Some more specific suggestions about dreaming as social simulation have been put forward in the literature. Brereton’s (2000) Social Mapping Hypothesis suggests that dreaming simulates, among other things, the awareness of other persons (social perception) and their internal mental states (mentalizing or theory of mind-abilities). This theory proceeds from an evolutionary standpoint, and considers dreaming as a rehearsal ground for emotional and perceptual abilities related to the mapping of the body image of the self into an emotionally-salient social space. Others have also hypothesized that our mindreading abilities could potentially be a target of simulated social perception in dreams (Kahn & Hobson 2005; McNamara et al. 2007). Moreover, Nielsen & Germain (2000) have suggested that dreaming might simulate attachment relationships and interpersonal bonds in ways that would maintain their adaptive significance even today, and Humphrey (2000) has compared the social functions of dreaming to those of play. The possibility that dreaming simulates pro-social and aggressive social interactions in distinct sleep stages, and that these simulations might exert a regulatory influence on our waking social lives, was put forward by McNamara et al. (2005). Last, Franklin & Zyphur (2005) have considered how the simulation function of dreams might be expanded to cover social cognition and complex socio-cultural situations.[3]

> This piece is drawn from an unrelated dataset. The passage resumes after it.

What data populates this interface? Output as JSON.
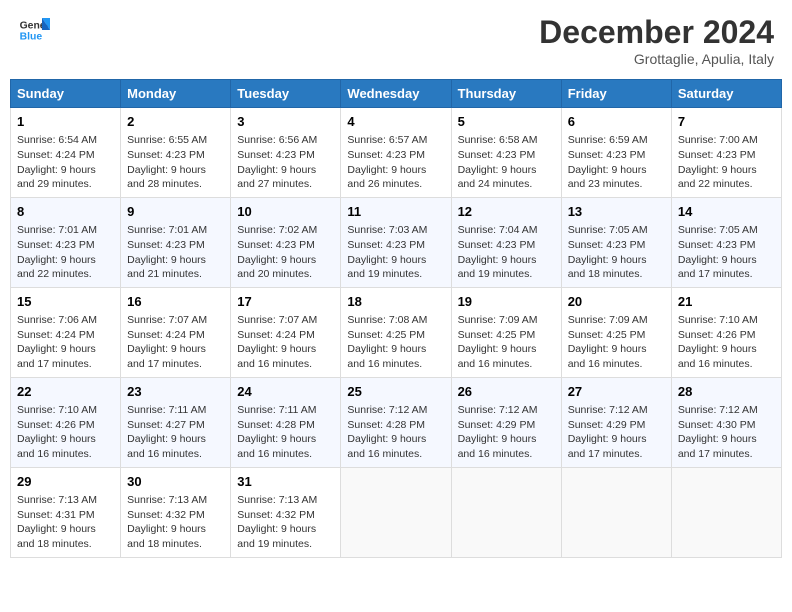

The problem with the above social simulation theories of dreaming is that either they are not detailed enough to be testable, or that few, if any, have ever been directly tested against competing theories. They are interesting general ideas, but not strictly formulated theories that could be directly tested, or from which detailed predictions and potential explanations for the social contents of dreaming could be derived. Thus, these theoretical ideas have not led to a strong empirical, hypothesis-driven research program that would be able to systematically test the plausibility of these theories.
Whenever we formulate theories of dreaming, or of the functions of dreaming, they should be formulated in such detail that empirically testable predictions can be derived from them. Statements that are too vague or too general (e.g., “dreams are continuous with waking life”; “dreams are social simulations”) are difficult to test as such. The predictions derived from general statements are too unspecific. Thus, the theories remain uninformative but of course consistent with almost anything we might realistically expect to find in dream content. If a theory makes no detailed, risky predictions about what should or should not be found in dream content (under some specific circumstances or in specific populations) it doesn’t have much explanatory power, either. So far there is no detailed, convincing, testable theory of the nature and the function(s) of social simulations during dreaming. There is also a lack of data on the detailed quantity and quality of simulated social interactions in dreams, and how they relate to real social interactions in the waking life of the same person. In the rest of this paper, we will try to outline ideas for the theoretical basis of a social simulation theory of dreaming and to formulate some empirically-testable hypotheses directly derived from the theory.